The Small Magellanic Cloud, or SMC, is one of the closest neighbours to our Milky Way galaxy, and is visible with the naked eye from Earth. as its name suggests, it is a small galaxy that is made up of large amounts of gas, and is gravitationally bound to our own galaxy alongside its own companion, the Large Magellanic Cloud or LMC.
All three of the galaxies, including our own, have been interacting for hundreds of millions of years. And the close relationship means that the SMC is one of the most studied galaxies, with astronomers taking detailed catalogues of its stars and gas, and understanding how it moves.
But that research has failed to answer a simple question about the unusual make-up of that galaxy. Its stars do not orbit around its middle, like usual, and astronomers have struggled to know why.
Now researchers think they might understand that unusual movement. The astronomers behind a new study suggest that it is the result of a crash between the SMC and the LMC.
The findings help explain that mystery but could also have consequences for our understanding of the rest of space, which has often used the SMC as a reference point for other galaxies.
"We are seeing a galaxy transforming in live action," said Himansh Rathore, a graduate student at the University of Arizona and the lead author of the paper. "The SMC gives us a unique, front-row view of something very transformative of a process that is critical to how galaxies evolve."
The researchers believe that roughly a few hundred years ago, the SMC crashed right through the LMC’s disk. The gravity from the larger neighbour changed the structure of the SMC, throwing its stars into a random motion, and its gas added pressure to that of the SMC so that its gas rotation was destroyed.
"Imagine sprinkling water droplets on your hand and moving it through the air – as the air rushes past, the droplets get blown off because of the pressure it exerts. Something similar happened to the SMC's gas as it punched through the LMC," said Rathore.

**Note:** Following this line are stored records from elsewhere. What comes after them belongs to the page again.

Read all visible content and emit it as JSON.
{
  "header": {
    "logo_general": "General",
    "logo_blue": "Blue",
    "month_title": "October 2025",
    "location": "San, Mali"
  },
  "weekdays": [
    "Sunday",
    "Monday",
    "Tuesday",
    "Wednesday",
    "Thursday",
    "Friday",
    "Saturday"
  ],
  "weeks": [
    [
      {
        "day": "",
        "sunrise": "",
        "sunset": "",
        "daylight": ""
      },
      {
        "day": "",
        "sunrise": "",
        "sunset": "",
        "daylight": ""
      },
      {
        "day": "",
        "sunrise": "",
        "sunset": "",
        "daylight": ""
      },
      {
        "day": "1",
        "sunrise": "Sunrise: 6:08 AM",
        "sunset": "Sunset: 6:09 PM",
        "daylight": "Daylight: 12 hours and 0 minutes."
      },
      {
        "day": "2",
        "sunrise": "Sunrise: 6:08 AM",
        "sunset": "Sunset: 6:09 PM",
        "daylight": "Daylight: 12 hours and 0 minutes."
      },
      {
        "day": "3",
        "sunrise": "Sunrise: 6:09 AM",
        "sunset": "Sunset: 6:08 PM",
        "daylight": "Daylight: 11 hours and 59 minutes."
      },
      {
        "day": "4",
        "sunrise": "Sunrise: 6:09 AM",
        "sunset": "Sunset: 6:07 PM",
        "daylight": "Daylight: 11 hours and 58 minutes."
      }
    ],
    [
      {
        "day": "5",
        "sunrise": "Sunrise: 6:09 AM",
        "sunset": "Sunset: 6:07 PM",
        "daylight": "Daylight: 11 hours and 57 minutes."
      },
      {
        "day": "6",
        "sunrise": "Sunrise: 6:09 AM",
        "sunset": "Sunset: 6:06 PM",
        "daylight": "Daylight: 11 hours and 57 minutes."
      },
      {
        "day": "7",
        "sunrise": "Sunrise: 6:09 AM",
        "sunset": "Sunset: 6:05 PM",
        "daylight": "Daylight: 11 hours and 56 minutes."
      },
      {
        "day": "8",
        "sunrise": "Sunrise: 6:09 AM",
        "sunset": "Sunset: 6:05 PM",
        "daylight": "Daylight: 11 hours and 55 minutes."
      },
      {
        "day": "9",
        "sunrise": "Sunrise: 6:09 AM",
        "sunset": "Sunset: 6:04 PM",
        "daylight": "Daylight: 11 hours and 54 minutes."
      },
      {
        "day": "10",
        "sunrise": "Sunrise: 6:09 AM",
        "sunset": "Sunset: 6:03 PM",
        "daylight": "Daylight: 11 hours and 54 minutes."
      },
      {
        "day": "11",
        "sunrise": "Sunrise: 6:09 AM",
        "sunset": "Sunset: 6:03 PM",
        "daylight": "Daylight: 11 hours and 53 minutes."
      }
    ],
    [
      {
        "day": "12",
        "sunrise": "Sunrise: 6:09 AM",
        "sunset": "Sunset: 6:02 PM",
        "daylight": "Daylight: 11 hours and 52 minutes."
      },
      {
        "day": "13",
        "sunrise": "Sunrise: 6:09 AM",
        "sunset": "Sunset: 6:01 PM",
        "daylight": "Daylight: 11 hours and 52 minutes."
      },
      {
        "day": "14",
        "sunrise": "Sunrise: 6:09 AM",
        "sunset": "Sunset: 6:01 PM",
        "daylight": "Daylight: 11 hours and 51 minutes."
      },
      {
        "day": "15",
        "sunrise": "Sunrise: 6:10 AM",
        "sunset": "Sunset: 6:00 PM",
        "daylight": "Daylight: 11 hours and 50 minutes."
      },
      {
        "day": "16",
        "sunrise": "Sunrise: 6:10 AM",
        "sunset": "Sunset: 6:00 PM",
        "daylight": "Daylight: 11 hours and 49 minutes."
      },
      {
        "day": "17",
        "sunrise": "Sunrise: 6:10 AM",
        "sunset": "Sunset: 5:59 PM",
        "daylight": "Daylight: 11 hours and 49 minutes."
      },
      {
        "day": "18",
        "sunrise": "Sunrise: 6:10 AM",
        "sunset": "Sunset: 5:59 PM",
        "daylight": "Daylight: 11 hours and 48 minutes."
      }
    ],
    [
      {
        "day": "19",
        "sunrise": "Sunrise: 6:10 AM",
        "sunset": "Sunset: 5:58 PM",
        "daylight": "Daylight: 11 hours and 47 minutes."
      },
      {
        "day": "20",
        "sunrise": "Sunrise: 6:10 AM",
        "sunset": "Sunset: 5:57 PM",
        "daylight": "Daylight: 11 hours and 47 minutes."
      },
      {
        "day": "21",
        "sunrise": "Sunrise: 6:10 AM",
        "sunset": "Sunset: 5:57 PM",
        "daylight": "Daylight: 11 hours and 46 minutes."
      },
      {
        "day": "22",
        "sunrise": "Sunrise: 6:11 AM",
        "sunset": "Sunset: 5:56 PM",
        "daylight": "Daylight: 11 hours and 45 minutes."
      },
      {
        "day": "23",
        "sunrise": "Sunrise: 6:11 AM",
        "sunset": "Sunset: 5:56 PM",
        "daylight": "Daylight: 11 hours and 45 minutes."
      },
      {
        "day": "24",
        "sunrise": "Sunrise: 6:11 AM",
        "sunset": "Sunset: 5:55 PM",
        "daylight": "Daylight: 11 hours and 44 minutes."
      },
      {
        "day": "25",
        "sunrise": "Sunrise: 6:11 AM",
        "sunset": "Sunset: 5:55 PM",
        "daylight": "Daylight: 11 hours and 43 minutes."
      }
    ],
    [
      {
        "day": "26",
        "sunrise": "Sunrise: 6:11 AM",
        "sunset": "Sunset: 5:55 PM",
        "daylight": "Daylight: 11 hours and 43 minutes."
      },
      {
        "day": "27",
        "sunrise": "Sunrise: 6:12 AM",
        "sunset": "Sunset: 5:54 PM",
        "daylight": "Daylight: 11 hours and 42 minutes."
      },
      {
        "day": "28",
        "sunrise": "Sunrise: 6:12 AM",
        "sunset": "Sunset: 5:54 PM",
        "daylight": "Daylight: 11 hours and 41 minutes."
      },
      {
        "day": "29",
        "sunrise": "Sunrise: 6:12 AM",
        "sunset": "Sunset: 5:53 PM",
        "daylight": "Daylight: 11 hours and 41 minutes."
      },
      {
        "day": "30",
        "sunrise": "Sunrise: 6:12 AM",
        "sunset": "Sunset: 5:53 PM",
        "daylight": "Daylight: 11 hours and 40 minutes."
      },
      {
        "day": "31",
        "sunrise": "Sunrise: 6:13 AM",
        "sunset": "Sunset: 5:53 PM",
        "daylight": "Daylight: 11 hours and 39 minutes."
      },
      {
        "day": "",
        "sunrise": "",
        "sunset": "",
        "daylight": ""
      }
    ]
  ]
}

The research suggests that we might be wrong to use the SMC as a kind of baseline for other galaxies. "The SMC went through a catastrophic crash that injected a lot of energy into the system. It is not a 'normal' galaxy by any means," said Gurtina Besla, another researcher on the new paper.
The work is described in a new paper, ‘A Galactic Transformation—Understanding the SMC’s Structural and Kinematic Disequilibrium’, published in the The Astrophysical Journal.